Adopté en conseil de gouvernement en mars 2013, le projet de loi sur les employés de maison n’a pas dépassé la phase des amendements. Il est sous le regard d’une commission technique de la Chambre des conseillers. L’à¢ge minimum, prévu à 15 ans dans le projet, suscite le plus de critiques. Dans un avis, le CNDH recommande 18 ans, conformément à l’article 3 de la convention 138 de l’OIT.

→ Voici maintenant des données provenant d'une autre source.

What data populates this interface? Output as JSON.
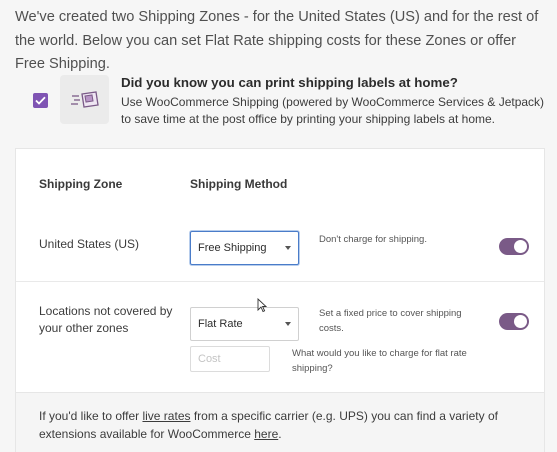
{
  "intro": {
    "text": "We've created two Shipping Zones - for the United States (US) and for the rest of the world. Below you can set Flat Rate shipping costs for these Zones or offer Free Shipping."
  },
  "promo": {
    "checkbox_checked": true,
    "icon": "shipping-label-icon",
    "title": "Did you know you can print shipping labels at home?",
    "description": "Use WooCommerce Shipping (powered by WooCommerce Services & Jetpack) to save time at the post office by printing your shipping labels at home."
  },
  "table": {
    "header_zone": "Shipping Zone",
    "header_method": "Shipping Method",
    "rows": [
      {
        "zone": "United States (US)",
        "method": "Free Shipping",
        "description": "Don't charge for shipping.",
        "enabled": true
      },
      {
        "zone": "Locations not covered by your other zones",
        "method": "Flat Rate",
        "description": "Set a fixed price to cover shipping costs.",
        "enabled": true,
        "cost_placeholder": "Cost",
        "cost_value": "",
        "cost_help": "What would you like to charge for flat rate shipping?"
      }
    ]
  },
  "footer": {
    "text_before": "If you'd like to offer ",
    "live_rates_link": "live rates",
    "text_middle": " from a specific carrier (e.g. UPS) you can find a variety of extensions available for WooCommerce ",
    "here_link": "here",
    "text_after": "."
  },
  "colors": {
    "accent": "#7f54b3",
    "toggle_on": "#7a5a87",
    "focus_border": "#4a7cc9"
  }
}
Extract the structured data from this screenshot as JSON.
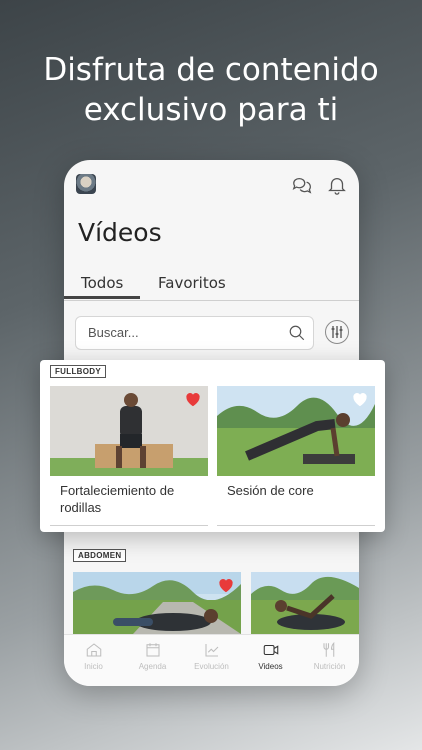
{
  "headline": {
    "line1": "Disfruta de contenido",
    "line2": "exclusivo para ti"
  },
  "page": {
    "title": "Vídeos"
  },
  "tabs": [
    {
      "label": "Todos",
      "active": true
    },
    {
      "label": "Favoritos",
      "active": false
    }
  ],
  "search": {
    "placeholder": "Buscar..."
  },
  "sections": [
    {
      "tag": "FULLBODY",
      "videos": [
        {
          "title": "Fortaleciemiento de rodillas",
          "favorite": true
        },
        {
          "title": "Sesión de core",
          "favorite": false
        }
      ]
    },
    {
      "tag": "ABDOMEN",
      "videos": [
        {
          "title": "",
          "favorite": true
        },
        {
          "title": "",
          "favorite": false
        }
      ]
    }
  ],
  "bottom_nav": [
    {
      "label": "Inicio",
      "icon": "home-icon",
      "active": false
    },
    {
      "label": "Agenda",
      "icon": "calendar-icon",
      "active": false
    },
    {
      "label": "Evolución",
      "icon": "chart-icon",
      "active": false
    },
    {
      "label": "Videos",
      "icon": "video-icon",
      "active": true
    },
    {
      "label": "Nutrición",
      "icon": "cutlery-icon",
      "active": false
    }
  ],
  "colors": {
    "heart": "#e83a3a",
    "accent": "#444444"
  }
}
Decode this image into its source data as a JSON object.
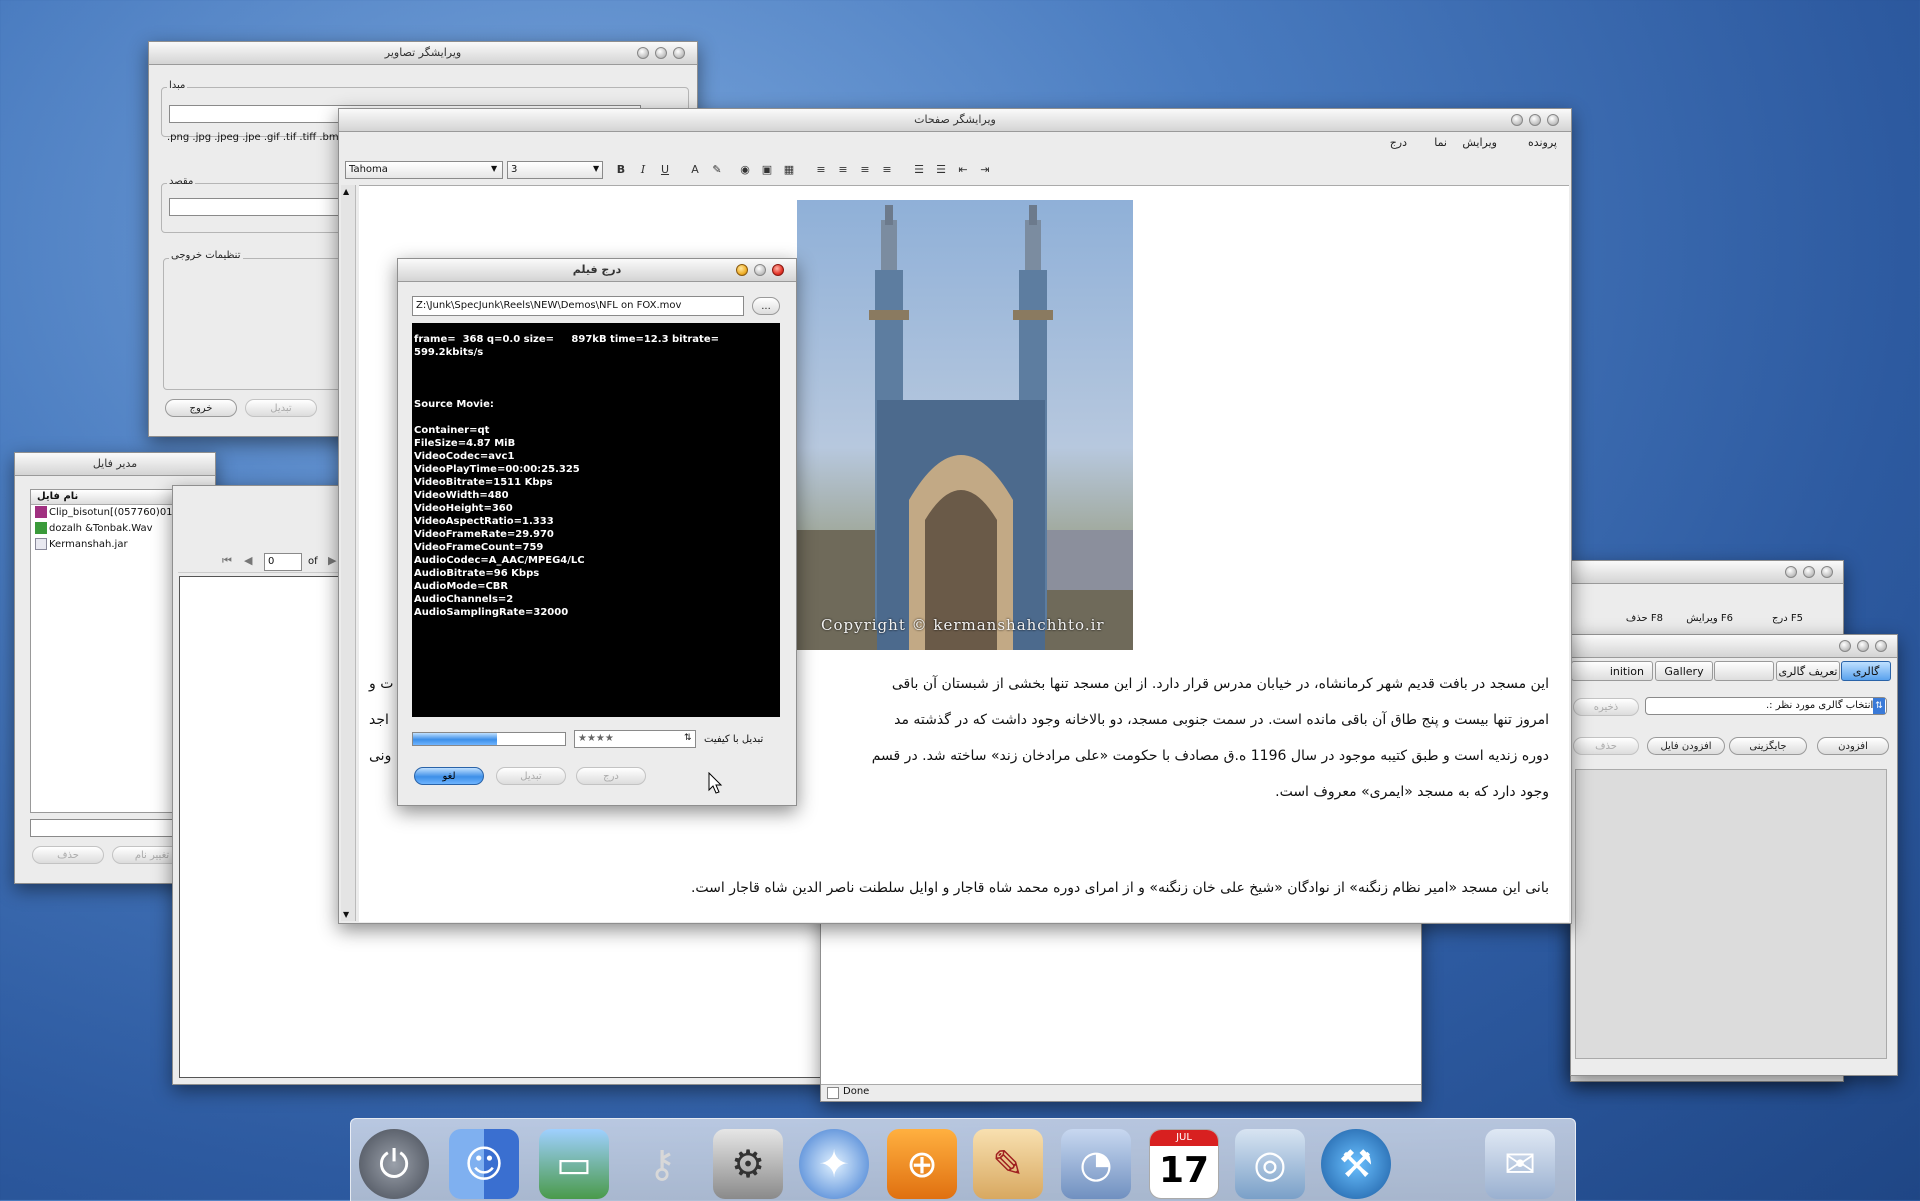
{
  "image_editor": {
    "title": "ویرایشگر تصاویر",
    "source_label": "مبدا",
    "extensions": ".png .jpg .jpeg .jpe .gif .tif .tiff .bm",
    "dest_label": "مقصد",
    "output_settings_label": "تنظیمات خروجی",
    "exit_button": "خروج",
    "convert_button": "تبدیل"
  },
  "file_manager": {
    "title": "مدیر فایل",
    "column_header": "نام فایل",
    "files": [
      {
        "name": "Clip_bisotun[(057760)01",
        "icon": "movie-file-icon"
      },
      {
        "name": "dozalh &Tonbak.Wav",
        "icon": "audio-file-icon"
      },
      {
        "name": "Kermanshah.jar",
        "icon": "jar-file-icon"
      }
    ],
    "pager_value": "0",
    "pager_of": "of",
    "delete_button": "حذف",
    "rename_button": "تغییر نام"
  },
  "page_editor": {
    "title": "ویرایشگر صفحات",
    "menu": [
      "پرونده",
      "ویرایش",
      "نما",
      "درج"
    ],
    "font_name": "Tahoma",
    "font_size": "3",
    "image_watermark": "Copyright © kermanshahchhto.ir",
    "paragraph1_line1": "این مسجد در بافت قدیم شهر کرمانشاه، در خیابان مدرس قرار دارد. از این مسجد تنها بخشی از شبستان آن باقی",
    "paragraph1_line1_tail": "ت و",
    "paragraph1_line2": "امروز تنها بیست و پنج طاق آن باقی مانده است. در سمت جنوبی مسجد، دو بالاخانه وجود داشت که در گذشته مد",
    "paragraph1_line2_tail": "اجد",
    "paragraph1_line3": "دوره زندیه است و طبق کتیبه موجود در سال 1196 ه.ق مصادف با حکومت «علی مرادخان زند» ساخته شد. در قسم",
    "paragraph1_line3_tail": "ونی",
    "paragraph1_line4": "وجود دارد که به مسجد «ایمری» معروف است.",
    "paragraph2": "بانی این مسجد «امیر نظام زنگنه» از نوادگان «شیخ علی خان زنگنه» و از امرای دوره محمد شاه قاجار و اوایل سلطنت ناصر الدین شاه قاجار است."
  },
  "insert_movie": {
    "title": "درج فیلم",
    "path": "Z:\\Junk\\SpecJunk\\Reels\\NEW\\Demos\\NFL on FOX.mov",
    "browse_button": "...",
    "console_lines": [
      "frame=  368 q=0.0 size=     897kB time=12.3 bitrate=",
      "599.2kbits/s",
      "",
      "",
      "",
      "Source Movie:",
      "",
      "Container=qt",
      "FileSize=4.87 MiB",
      "VideoCodec=avc1",
      "VideoPlayTime=00:00:25.325",
      "VideoBitrate=1511 Kbps",
      "VideoWidth=480",
      "VideoHeight=360",
      "VideoAspectRatio=1.333",
      "VideoFrameRate=29.970",
      "VideoFrameCount=759",
      "AudioCodec=A_AAC/MPEG4/LC",
      "AudioBitrate=96 Kbps",
      "AudioMode=CBR",
      "AudioChannels=2",
      "AudioSamplingRate=32000"
    ],
    "progress": 0.55,
    "quality_value": "★★★★",
    "quality_label": "تبدیل با کیفیت",
    "cancel_button": "لغو",
    "convert_button": "تبدیل",
    "insert_button": "درج"
  },
  "gallery_back": {
    "menu": [
      "درج F5",
      "ویرایش F6",
      "حذف F8"
    ]
  },
  "gallery": {
    "tabs": [
      "گالری",
      "تعریف گالری",
      "",
      "Gallery",
      "inition"
    ],
    "select_value": ".: انتخاب گالری مورد نظر :.",
    "save_button": "ذخیره",
    "add_button": "افزودن",
    "replace_button": "جایگزینی",
    "add_file_button": "افزودن فایل",
    "delete_button": "حذف"
  },
  "browser_status": "Done",
  "dock": {
    "items": [
      "power-icon",
      "finder-icon",
      "photos-folder-icon",
      "keychain-icon",
      "system-preferences-icon",
      "safari-icon",
      "disk-utility-icon",
      "textedit-icon",
      "itunes-folder-icon",
      "ical-icon",
      "iphoto-icon",
      "network-utility-icon",
      "mail-folder-icon"
    ],
    "ical_month": "JUL",
    "ical_day": "17"
  }
}
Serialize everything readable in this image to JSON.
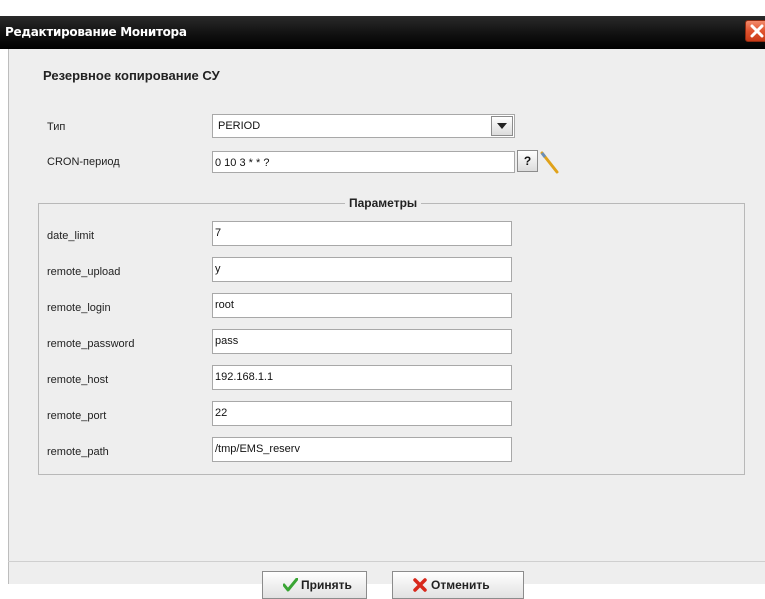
{
  "window": {
    "title": "Редактирование Монитора"
  },
  "section": {
    "title": "Резервное копирование СУ"
  },
  "form": {
    "type_label": "Тип",
    "type_value": "PERIOD",
    "cron_label": "CRON-период",
    "cron_value": "0 10 3 * * ?",
    "help_label": "?"
  },
  "params": {
    "title": "Параметры",
    "rows": [
      {
        "label": "date_limit",
        "value": "7"
      },
      {
        "label": "remote_upload",
        "value": "y"
      },
      {
        "label": "remote_login",
        "value": "root"
      },
      {
        "label": "remote_password",
        "value": "pass"
      },
      {
        "label": "remote_host",
        "value": "192.168.1.1"
      },
      {
        "label": "remote_port",
        "value": "22"
      },
      {
        "label": "remote_path",
        "value": "/tmp/EMS_reserv"
      }
    ]
  },
  "buttons": {
    "accept": "Принять",
    "cancel": "Отменить"
  },
  "colors": {
    "titlebar": "#000000",
    "close": "#e0532f",
    "accept_icon": "#3aa534",
    "cancel_icon": "#d8281c"
  }
}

Vieux de plus de cinq ans, le projet de loi 19-12 relatif au travail domestique, adopté en conseil de gouvernement en mars 2013, verra-t-il bientôt le jour ? Rien ne peut le certifier. Ce qui est sûr est que ledit projet était, jusqu’au lundi 14 juillet, toujours entre les mains de la Commission de la justice, de la législation et des droits de l’homme de la Chambre des conseillers. Il y a été étudié en détail sans que les conseillers puissent s’accorder sur une version finale à présenter au vote à la plénière. Pour sauver la mise, «et surtout pour ne pas se précipiter sur un sujet grave qui demande une mûre réflexion», nuance M’hammed Ansari, membre de la commission et du parti de l’Istiqlal, il a été décidé de soumettre le projet à une commission technique où sont représentés tous les groupes parlementaires pour améliorer ce qui peut l’être et l’affiner encore si possible. Cela étant, le Collectif associatif pour «l’éradication du travail des petites bonnes» poursuit son travail de plaidoyer pour l’amendement de ce projet de loi dans le sens de protéger autant que possible les mineures de l’exploitation dans le travail domestique. Vendredi 11 juillet, il a été reçu par le ministre de l’emploi et des affaires sociales, Abdesslam Seddiki. Composé de quatre ONG (INSAF, l’AMDH, l’OMDH et de l’association Bayti), ce collectif a présenté au ministre sa vision du travail domestique qui se veut en phase avec la Convention internationale des droits de l’enfant (CIDE) et les conventions de l’OIT en la matière.
Le projet de loi 19-12 devrait, selon Omar El Kindy, vice-président de l’association Insaf, subir des modifications touchant trois points considérés comme essentiels. A savoir la fixation à 18 ans de l’âge d’admission au travail domestique; la définition de dispositions et d’instruments pour la «réparation» des effets de l’exploitation sur les «petites bonnes» retirées à leurs exploiteurs ; et, troisième point, l’implication coordonnée des départements ministériels dans l’éradication de cette pratique sociale indigne qu’est le travail dans les maisons des «petites bonnes». Et le collectif de dénoncer dans un rapport daté de juin dernier le principe même du travail de cette catégorie sociale et ses conséquences sur la scolarité et la santé des enfants mineurs.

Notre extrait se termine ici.